There he found himself at odds with a local Tutsi minority. But when he moved to neighboring Uganda in the early 1990s, he was thrown in with Tutsis of a different sort.
These Tutsis were the Rwandan exiles who formed the backbone of future Ugandan President Yoweri Museveni's National Resistance Army, and who in 1990 quietly invaded Rwanda. Four years later, ethnic conflict spilled into Zaire as Rwandan Hutus fled there fearing reprisals for the 1994 genocide of Tutsis.
Diplomatic sources in Kigali, Rwanda's capital, believe Kabila owes his resurrection to the friendship he struck up with Mr. Museveni.
Others believe that Kabila is simply being used as a figurehead for the rebel movement, which, while Zairean in origin, is being carefully manipulated by Rwanda's vice president and military leader, Gen. Paul Kagame. Rwanda denies this, but its own officials have been heard to mutter that Kabila merely climbed onto a horse that had already won.
Stripped of their Zairean citizenship and facing state-sponsored pogroms, the Banyamulenge, the Zairean-born Tutsis of the Mulenge, took up arms this fall.
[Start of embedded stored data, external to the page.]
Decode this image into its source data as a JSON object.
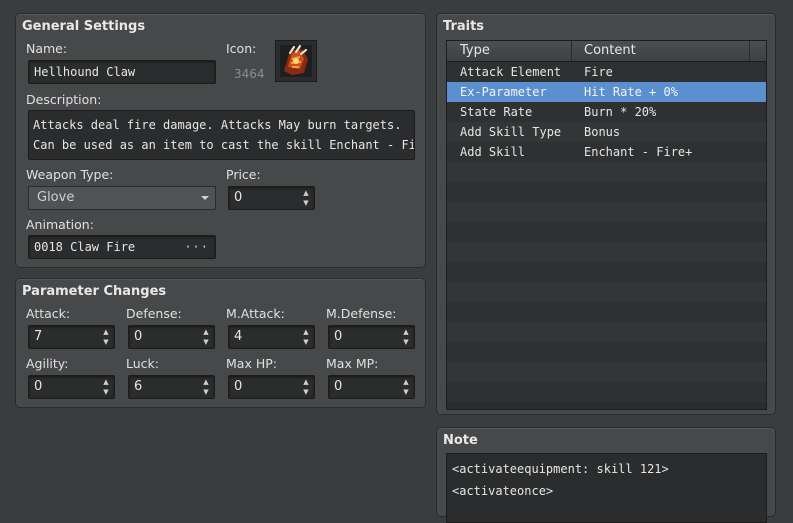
{
  "general": {
    "title": "General Settings",
    "name_label": "Name:",
    "name_value": "Hellhound Claw",
    "icon_label": "Icon:",
    "icon_index": "3464",
    "description_label": "Description:",
    "description_lines": [
      "Attacks deal fire damage. Attacks May burn targets.",
      "Can be used as an item to cast the skill Enchant - Fire+"
    ],
    "weapon_type_label": "Weapon Type:",
    "weapon_type_value": "Glove",
    "price_label": "Price:",
    "price_value": "0",
    "animation_label": "Animation:",
    "animation_value": "0018 Claw Fire",
    "animation_button": "···"
  },
  "params": {
    "title": "Parameter Changes",
    "fields": [
      {
        "label": "Attack:",
        "value": "7"
      },
      {
        "label": "Defense:",
        "value": "0"
      },
      {
        "label": "M.Attack:",
        "value": "4"
      },
      {
        "label": "M.Defense:",
        "value": "0"
      },
      {
        "label": "Agility:",
        "value": "0"
      },
      {
        "label": "Luck:",
        "value": "6"
      },
      {
        "label": "Max HP:",
        "value": "0"
      },
      {
        "label": "Max MP:",
        "value": "0"
      }
    ]
  },
  "traits": {
    "title": "Traits",
    "columns": [
      "Type",
      "Content"
    ],
    "rows": [
      {
        "type": "Attack Element",
        "content": "Fire"
      },
      {
        "type": "Ex-Parameter",
        "content": "Hit Rate + 0%"
      },
      {
        "type": "State Rate",
        "content": "Burn * 20%"
      },
      {
        "type": "Add Skill Type",
        "content": "Bonus"
      },
      {
        "type": "Add Skill",
        "content": "Enchant - Fire+"
      }
    ],
    "selected_index": 1
  },
  "note": {
    "title": "Note",
    "lines": [
      "<activateequipment: skill 121>",
      "<activateonce>"
    ]
  },
  "colors": {
    "selection": "#5a8fd0",
    "panel": "#46484a",
    "field": "#2b2c2d"
  }
}
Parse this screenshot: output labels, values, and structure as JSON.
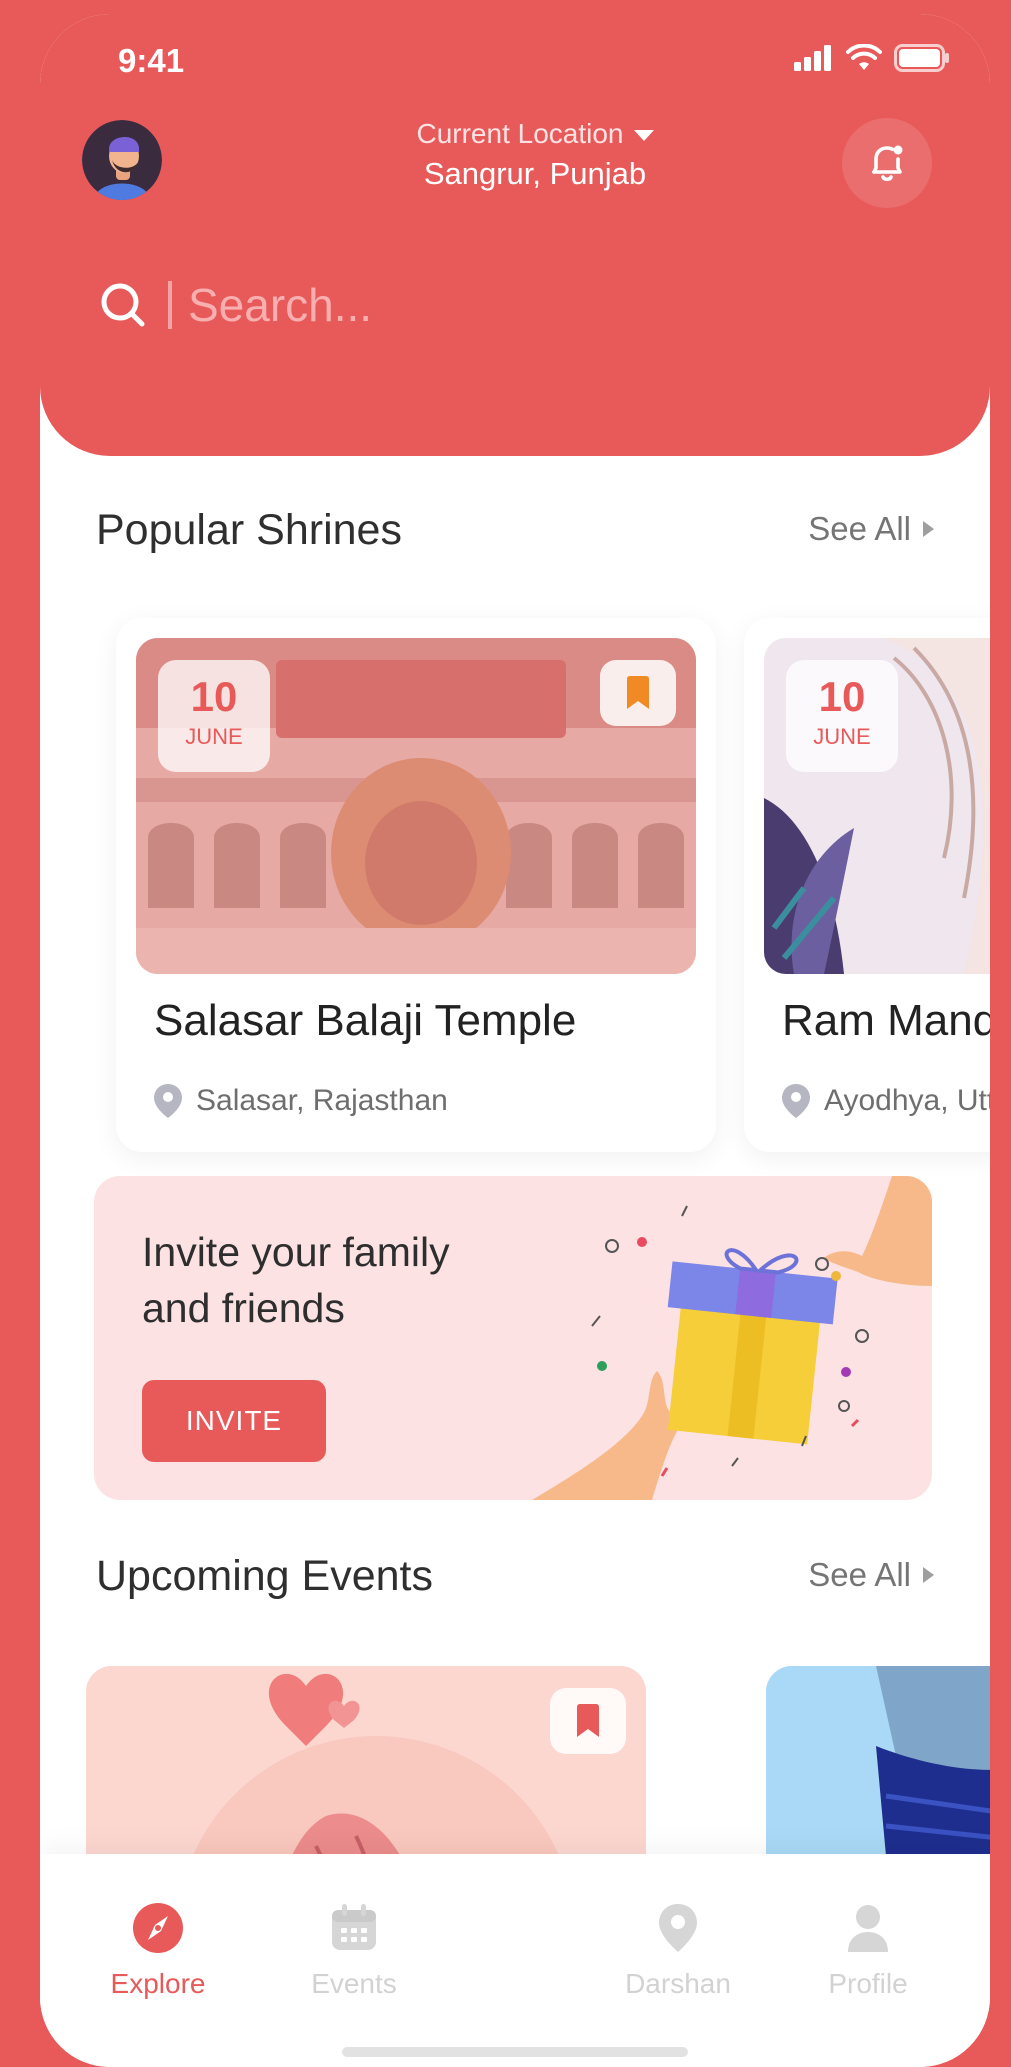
{
  "status_bar": {
    "time": "9:41"
  },
  "header": {
    "location_label": "Current Location",
    "location_value": "Sangrur, Punjab",
    "search_placeholder": "Search..."
  },
  "popular": {
    "title": "Popular Shrines",
    "see_all": "See All",
    "cards": [
      {
        "title": "Salasar Balaji Temple",
        "location": "Salasar, Rajasthan",
        "day": "10",
        "month": "JUNE"
      },
      {
        "title": "Ram Mandir",
        "location": "Ayodhya, Uttar Pradesh",
        "day": "10",
        "month": "JUNE"
      }
    ]
  },
  "invite": {
    "line1": "Invite your family",
    "line2": "and friends",
    "button": "INVITE"
  },
  "events": {
    "title": "Upcoming Events",
    "see_all": "See All"
  },
  "tabs": [
    {
      "label": "Explore",
      "icon": "compass-icon",
      "active": true
    },
    {
      "label": "Events",
      "icon": "calendar-icon",
      "active": false
    },
    {
      "label": "Darshan",
      "icon": "location-pin-icon",
      "active": false
    },
    {
      "label": "Profile",
      "icon": "user-icon",
      "active": false
    }
  ],
  "colors": {
    "accent": "#E85A5A",
    "invite_bg": "#FCE2E3",
    "bookmark_orange": "#F08A24"
  }
}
With the reported backing of Rwanda's government, the Banyamulenge swept into the regional capitals of Uvira and Bukavu, and on Nov. 15, obliged Rwanda by forcing the return of about 500,000 Hutu refugees who had been living in the refugee camps of Zaire. Stepped forward Kabila, the rebels' surprise spokes-man, promising to end corruption and liberate all Zaire.
The trouble is, nobody really knows how important Kabila is to the still-shadowy rebel movement.
In his frequent press conferences - some say too frequent for a real leader - Kabila refers to himself as the "coordinator" and even "president" of the multiethnic rebel group he calls the "Alliance of Democratic Forces for the Liberation of Congo-Zaire." The alliance's apparent military leader, Andr Ngandu Kassasse, refers to him simply as a "spokes-man."
A surprisingly jovial figure, Kabila laughs at suggestions that he is Rwanda's puppet. He calls himself a Zairean nationalist, denies the rebels want secession, swears they are dedicated to the overthrow of Mobutu's hideously corrupt regime. He claims his ragtag army is nearing Kisangani, a city on the Zaire river hundreds of miles from Bukavu. And some say he may make it to Kinshasa, with a little help from his friends.